MORGAN STANLEY WARNS OF CHOPPY MARKETS, STICKS TO RECOVERY CALL
Wall Street is off to a shaky start this earnings season, and investors are feeling the turbulence.
Despite a solid 6% earnings beat so far, equity investors aren’t celebrating. In fact, most companies that reported have seen their shares fall the next day. Morgan Stanley research lead by equity strategist Michael Wilson, suggests that the disconnect is due to lingering trade tensions, tighter liquidity, and a slowdown in earnings revisions, all of which are keeping markets on edge.
The S&P 500 SPX is still fairly valued, but the path forward looks bumpy, according to the strategists. They say that we’re in an early-cycle recovery, but warn that the market needs three things to stabilize: a clear de-escalation in the trade situation, steadier earnings forecasts, and more liquidity in the system. Without these, the risk of a near-term correction remains elevated.

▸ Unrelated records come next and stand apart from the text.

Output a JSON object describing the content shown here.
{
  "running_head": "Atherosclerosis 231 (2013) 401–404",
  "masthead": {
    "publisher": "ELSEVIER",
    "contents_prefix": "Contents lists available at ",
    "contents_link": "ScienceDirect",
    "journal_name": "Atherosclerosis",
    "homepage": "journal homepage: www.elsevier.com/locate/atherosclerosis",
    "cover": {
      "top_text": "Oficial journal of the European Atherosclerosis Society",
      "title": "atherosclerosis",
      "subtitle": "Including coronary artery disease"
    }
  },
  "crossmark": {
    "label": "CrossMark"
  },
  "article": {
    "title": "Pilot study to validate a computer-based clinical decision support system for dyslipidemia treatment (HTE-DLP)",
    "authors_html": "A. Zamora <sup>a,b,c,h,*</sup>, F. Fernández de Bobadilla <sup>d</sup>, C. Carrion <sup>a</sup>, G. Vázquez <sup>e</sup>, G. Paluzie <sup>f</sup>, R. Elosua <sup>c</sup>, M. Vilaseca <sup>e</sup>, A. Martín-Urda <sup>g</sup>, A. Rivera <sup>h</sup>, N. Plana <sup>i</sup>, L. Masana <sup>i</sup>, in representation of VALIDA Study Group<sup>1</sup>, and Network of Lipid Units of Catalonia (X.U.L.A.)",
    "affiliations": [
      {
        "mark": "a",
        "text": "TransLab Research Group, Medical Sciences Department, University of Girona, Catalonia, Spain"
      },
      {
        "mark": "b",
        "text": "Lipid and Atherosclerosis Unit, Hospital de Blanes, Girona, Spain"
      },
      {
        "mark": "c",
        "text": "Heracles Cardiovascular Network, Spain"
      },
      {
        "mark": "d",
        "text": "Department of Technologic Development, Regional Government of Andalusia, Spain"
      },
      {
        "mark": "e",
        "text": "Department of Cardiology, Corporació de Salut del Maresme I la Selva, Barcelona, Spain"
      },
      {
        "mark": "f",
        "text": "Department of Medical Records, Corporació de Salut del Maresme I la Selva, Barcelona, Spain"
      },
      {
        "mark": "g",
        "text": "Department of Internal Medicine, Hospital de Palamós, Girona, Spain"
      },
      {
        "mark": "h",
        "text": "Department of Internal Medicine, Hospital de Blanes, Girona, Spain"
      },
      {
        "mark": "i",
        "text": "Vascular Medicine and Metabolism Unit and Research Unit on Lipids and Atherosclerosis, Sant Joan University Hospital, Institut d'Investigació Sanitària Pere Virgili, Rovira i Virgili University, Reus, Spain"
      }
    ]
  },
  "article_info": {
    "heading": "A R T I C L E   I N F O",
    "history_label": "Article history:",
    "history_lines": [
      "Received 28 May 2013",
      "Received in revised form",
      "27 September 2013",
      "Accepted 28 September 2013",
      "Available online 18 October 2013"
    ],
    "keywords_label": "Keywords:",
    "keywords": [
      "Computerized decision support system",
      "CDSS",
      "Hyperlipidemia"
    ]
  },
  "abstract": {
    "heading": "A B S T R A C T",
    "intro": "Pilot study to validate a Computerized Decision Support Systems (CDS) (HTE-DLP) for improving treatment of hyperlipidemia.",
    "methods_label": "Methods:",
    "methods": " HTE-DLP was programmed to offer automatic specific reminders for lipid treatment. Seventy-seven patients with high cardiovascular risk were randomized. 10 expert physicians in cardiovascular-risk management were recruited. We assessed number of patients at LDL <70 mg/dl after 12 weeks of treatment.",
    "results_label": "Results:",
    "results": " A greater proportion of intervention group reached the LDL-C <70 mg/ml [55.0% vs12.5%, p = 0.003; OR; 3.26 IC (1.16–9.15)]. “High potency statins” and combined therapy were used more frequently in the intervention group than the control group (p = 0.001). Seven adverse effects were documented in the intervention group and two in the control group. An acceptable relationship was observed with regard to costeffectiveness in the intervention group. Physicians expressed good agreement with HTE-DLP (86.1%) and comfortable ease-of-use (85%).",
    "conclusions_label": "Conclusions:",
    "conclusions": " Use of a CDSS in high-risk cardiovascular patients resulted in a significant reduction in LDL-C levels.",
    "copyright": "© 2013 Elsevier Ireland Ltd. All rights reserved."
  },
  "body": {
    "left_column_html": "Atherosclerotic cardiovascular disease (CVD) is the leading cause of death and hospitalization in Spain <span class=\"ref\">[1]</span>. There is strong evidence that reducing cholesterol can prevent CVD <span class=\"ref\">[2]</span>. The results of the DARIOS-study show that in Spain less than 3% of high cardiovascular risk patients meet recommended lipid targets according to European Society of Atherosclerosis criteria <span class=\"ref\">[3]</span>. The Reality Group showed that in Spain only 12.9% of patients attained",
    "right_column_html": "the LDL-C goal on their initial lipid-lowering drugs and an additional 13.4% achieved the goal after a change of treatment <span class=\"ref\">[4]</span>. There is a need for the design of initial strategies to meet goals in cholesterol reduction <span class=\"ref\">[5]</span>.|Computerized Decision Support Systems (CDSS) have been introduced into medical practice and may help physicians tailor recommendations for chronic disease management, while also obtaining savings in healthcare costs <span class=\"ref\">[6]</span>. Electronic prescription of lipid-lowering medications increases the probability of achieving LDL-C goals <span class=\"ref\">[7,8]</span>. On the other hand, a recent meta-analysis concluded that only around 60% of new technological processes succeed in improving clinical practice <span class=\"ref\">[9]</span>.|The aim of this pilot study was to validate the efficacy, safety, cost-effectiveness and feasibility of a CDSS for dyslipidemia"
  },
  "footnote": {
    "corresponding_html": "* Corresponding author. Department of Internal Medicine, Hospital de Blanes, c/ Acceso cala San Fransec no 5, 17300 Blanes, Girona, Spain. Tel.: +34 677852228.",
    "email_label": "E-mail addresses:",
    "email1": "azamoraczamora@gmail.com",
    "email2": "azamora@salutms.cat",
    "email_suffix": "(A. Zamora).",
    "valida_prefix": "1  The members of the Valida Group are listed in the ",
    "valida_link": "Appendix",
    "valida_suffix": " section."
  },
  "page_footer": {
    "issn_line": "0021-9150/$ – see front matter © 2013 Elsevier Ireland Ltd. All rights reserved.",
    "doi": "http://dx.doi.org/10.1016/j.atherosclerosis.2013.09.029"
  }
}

The market has been jumpy. On Friday, the CBOE market volatility index VIX, often referred to as the market’s fear gauge, spiked to its highest level since April before easing during the session and falling again on Monday.
Analysts have started cutting earnings forecasts, and even companies that beat expectations are often not seeing their stock prices rise. Only 38% of S&P 500 firms have seen their shares go up the day after reporting. Morgan Stanley also notes that the gap between winners and losers is widening, making it harder to rely on the overall index.
So, with macro signals mixed and index-level gains stalling, investors are increasingly focused on company-level fundamentals.
The strategists note that stock-specific risk has risen sharply, and dispersion in earnings revisions breadth has surged, which they see as a hallmark of environments where active stock selection can shine. Until broader macro conditions improve, the market may remain range-bound, with elevated volatility and rotating leadership.
In this environment, companies with resilient earnings and strong revisions momentum are best positioned to outperform. Morgan Stanley’s “Fresh Money Buy List” highlights names like AbbVie ABBV , Northrop Grumman
NOC , and Walmart
WMT, all rated Overweight, citing solid fundamentals and attractive upside potential.
In short, the index may be stuck in neutral, but under the hood, there’s plenty of movement. As a result, the strategists say that for active investors, this could be a moment to shine.